Half an hour later, Batman spots a mugging in progress, a man trying to rob a lady. Our masked hero then rushes to the lady’s aid only to find her now beating the crap out of the mugger, Ruth Buzzi-style, with her purse. She then orders Batman to make himself useful and call a cop. Next we see ol’ Bats back on the phone saying, “Yeah, it’s me again. Wanna make something of it?”
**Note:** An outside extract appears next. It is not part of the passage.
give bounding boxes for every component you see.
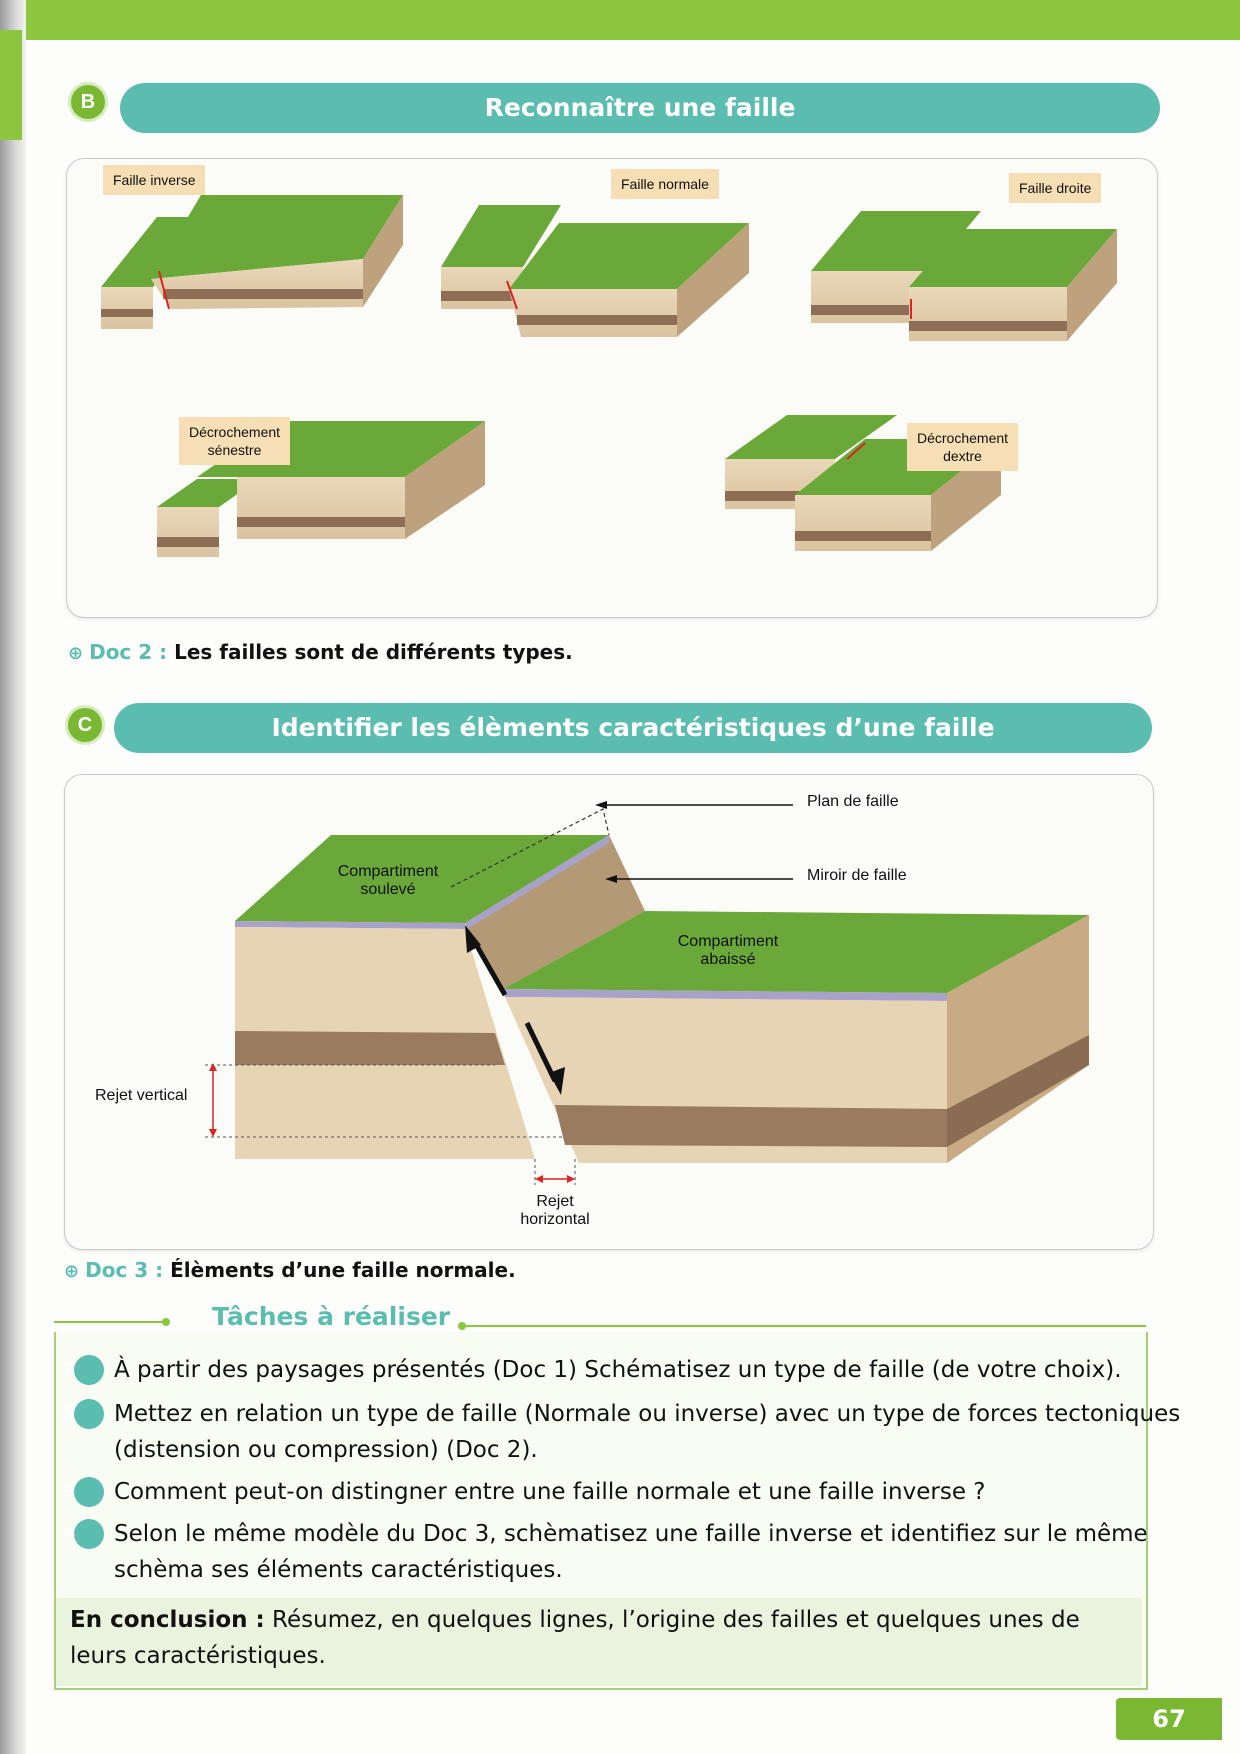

So, you see where this is going. Batman finds a crisis, and either he is not the one to solve it or he discovers it’s not really a crisis or he actually makes matters worse. A young man is about to jump off a ledge, but before Batman can make his cinematic rescue, a cop reaches through a window and beats him to it. Batman finds someone trying to break into a car only to discover that it is the car’s owner who had locked his keys inside. Batman busts a drug deal and then learns that he had just blown the careful ruse of an undercover cop. He then sees someone on a ladder disabling a security alarm. Turns out it’s a technician who is innocently fixing it. She then asks Batman to hold her flashlight while she works and gripes when he doesn’t hold it steadily enough.

At 2:16 am, Batman is sitting on a park bench feeling sorry for himself and doing nothing. In what other story are you going to find Batman sitting on a park bench feeling sorry for himself and doing nothing?

Finally, 3:54, he spots an actual crime. A big, bald-headed brute coming his way eating a candy bar. The man has the nerve to toss the wrapper onto the pavement. Batman stands heroically in this criminal’s way and gets on his case for littering.

Yes, the great Batman, reduced to fighting the dreaded crime of littering.

And just when you think the Caped Crusader may actually have a fight on his hands, the gentleman concedes the argument as eloquently as possible. He picks up the wrapper and tosses in it a trash can, all the while apologizing profusely and thanking Batman for reinforcing good citizenship. He walks away wishing Batman the very thing he wants the least: a quiet evening.

The story ends at 4:16 am with Bruce Wayne’s butler Alfred discovering Bruce sulking in his study. “Master Bruce!” the old man says, “Your patrol ended early. Was it a trying evening filled with the usual danger, sir?”

“Worst night of my life, Alfred,” a despondent Bruce responds. “Absolutely, without a doubt, the most miserable night of my life.”

Reflecting on the Batman-as-comedy idea, I believe, may teach folks on the Right the greatest lesson about fighting evil. It really is about the destination and not the journey. Fighting for fighting’s sake is, for lack of a better term, bad. Evil can be stamped out or contained. That is the very purpose of our forming great civilizations. And once we get to that point, we should know to tone down the fighting to appropriate levels. We should know to relax a little and enjoy our lives. Unlike the Left which will never stop fighting for a utopia that can never be achieved, we on the Right understand that life doesn’t have to be a constant struggle, and it doesn’t have to be perfect. There will be nights when things take care of themselves just fine. And we should be thankful for that.

But if we take the fighting evil idea too close to heart, it becomes more about the former and less about the latter. When that happens, we’ll end up just like Batman, haunting a peaceful city and wishing desperately for war.

Only then it won’t be quite so funny.